The cost of getting an annuity is influenced by a number of factors, including the Bank of England base rate. The Bank has recently reduced the rate in order to soften the economic impact of the coronavirus.
This is likely to affect the cost of an annuity, and you may face additional charges as a result. Again, it’s worth getting independent financial advice from a trustworthy source before you buy an annuity.
Read more about how annuities work.
If you are aged 55 or over and you’ve been made redundant due to COVID-19, it could be tempting to start drawing on your pension as soon as possible.
But think carefully before you do this. If you weren’t planning on withdrawing money from your pension at this point you should think about what other short-term options are available.
The longer you can reasonably hold off taking your pension the more time there will be for your pension investments to potentially increase in value after any coronavirus- related fall.
You may be entitled to financial support from the government through at least one of several benefit schemes.
New Style Jobseeker’s Allowance
New Style Employment and Support Allowance
Read the UK government guidance for full details on applying for these benefits.
The action you may want to take could depend on the kind of pension you’re saving into. Here we’ll take a quick look at different options based on the type of pension you have.
You could have at least one of two types of pension, but both fund your retirement in different ways.
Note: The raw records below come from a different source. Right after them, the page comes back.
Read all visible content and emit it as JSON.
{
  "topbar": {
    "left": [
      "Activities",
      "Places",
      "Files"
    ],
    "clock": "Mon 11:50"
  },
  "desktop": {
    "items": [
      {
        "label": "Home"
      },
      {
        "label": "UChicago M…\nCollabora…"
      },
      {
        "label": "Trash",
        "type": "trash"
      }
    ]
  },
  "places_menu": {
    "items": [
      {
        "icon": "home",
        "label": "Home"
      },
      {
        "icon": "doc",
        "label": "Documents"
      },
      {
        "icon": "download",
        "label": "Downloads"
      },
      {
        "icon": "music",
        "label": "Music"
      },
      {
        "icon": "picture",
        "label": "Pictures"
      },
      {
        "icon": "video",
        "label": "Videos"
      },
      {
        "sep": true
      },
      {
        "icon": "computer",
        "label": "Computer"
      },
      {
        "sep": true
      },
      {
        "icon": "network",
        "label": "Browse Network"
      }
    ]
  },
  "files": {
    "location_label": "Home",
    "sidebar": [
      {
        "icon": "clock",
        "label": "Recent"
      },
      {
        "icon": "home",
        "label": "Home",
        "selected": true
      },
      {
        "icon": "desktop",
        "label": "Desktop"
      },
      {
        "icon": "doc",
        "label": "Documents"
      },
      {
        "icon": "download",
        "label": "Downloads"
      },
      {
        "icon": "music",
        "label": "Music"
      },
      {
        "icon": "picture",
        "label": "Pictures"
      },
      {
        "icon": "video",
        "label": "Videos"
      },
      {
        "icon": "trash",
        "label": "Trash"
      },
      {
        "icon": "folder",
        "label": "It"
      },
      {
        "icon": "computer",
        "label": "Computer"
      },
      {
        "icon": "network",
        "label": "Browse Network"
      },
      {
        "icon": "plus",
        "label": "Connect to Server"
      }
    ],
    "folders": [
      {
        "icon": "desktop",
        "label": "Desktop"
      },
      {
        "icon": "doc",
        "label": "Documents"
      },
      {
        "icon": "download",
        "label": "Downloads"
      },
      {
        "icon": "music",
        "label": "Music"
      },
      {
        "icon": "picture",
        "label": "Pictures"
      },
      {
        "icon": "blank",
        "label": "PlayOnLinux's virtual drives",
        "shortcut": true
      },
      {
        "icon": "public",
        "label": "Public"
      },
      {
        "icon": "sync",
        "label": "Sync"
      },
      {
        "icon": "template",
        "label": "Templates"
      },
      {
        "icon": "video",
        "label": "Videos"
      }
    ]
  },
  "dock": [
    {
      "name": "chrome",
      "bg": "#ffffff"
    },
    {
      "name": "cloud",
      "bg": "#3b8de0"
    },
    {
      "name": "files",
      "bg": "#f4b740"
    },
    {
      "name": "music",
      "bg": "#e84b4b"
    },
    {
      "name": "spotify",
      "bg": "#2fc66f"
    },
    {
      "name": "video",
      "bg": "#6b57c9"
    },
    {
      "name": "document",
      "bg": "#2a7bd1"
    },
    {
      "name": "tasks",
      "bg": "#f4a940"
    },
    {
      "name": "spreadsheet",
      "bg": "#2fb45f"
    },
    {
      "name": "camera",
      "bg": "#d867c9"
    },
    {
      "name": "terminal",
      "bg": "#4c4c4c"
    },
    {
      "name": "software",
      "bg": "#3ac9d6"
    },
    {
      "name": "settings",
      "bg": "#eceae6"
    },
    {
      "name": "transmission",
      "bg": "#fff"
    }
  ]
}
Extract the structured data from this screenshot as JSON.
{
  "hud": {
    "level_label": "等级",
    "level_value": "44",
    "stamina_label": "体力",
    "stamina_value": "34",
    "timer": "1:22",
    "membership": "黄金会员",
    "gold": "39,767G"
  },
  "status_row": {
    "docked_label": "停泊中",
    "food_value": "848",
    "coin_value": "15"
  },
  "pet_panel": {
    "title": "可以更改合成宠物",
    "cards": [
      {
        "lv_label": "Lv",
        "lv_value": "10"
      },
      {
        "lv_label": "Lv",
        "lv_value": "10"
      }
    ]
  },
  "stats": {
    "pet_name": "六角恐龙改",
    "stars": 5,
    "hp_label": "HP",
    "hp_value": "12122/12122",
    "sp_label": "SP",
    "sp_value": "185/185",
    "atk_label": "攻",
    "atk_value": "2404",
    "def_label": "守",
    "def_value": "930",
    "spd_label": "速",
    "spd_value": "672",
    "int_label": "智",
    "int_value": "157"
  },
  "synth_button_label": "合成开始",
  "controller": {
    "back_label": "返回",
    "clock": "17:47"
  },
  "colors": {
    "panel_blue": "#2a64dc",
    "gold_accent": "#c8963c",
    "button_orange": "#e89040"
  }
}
If you’re an employee, it’s possible that you have a defined contribution pension scheme. This means your payout will depend upon what you paid in and how well the investments have done.
It may be worth speaking to your employer about what the current situation may mean for your pension savings. They should be able to talk to the organisation that is managing your pension fund, to find out what they are doing to deal with the situation.
If you’re part of a defined benefit pension scheme, the risk of loss from any investments from the scheme is your employer’s problem, so you should have less to worry about.
For more information, read our guide on defined contribution and defined benefit pensions.
A self-invested personal pension (SIPP) is a way for you to directly invest your own money for your retirement.
If you’re not sure how your investments have been affected, you should consider speaking to an independent financial advisor.
Read more about how to invest in a SIPP.
If you qualify for the state pension, it’s highly unlikely that this income will be directly affected by fluctuations in the stock market due to coronavirus, as it is funded by the taxpayer.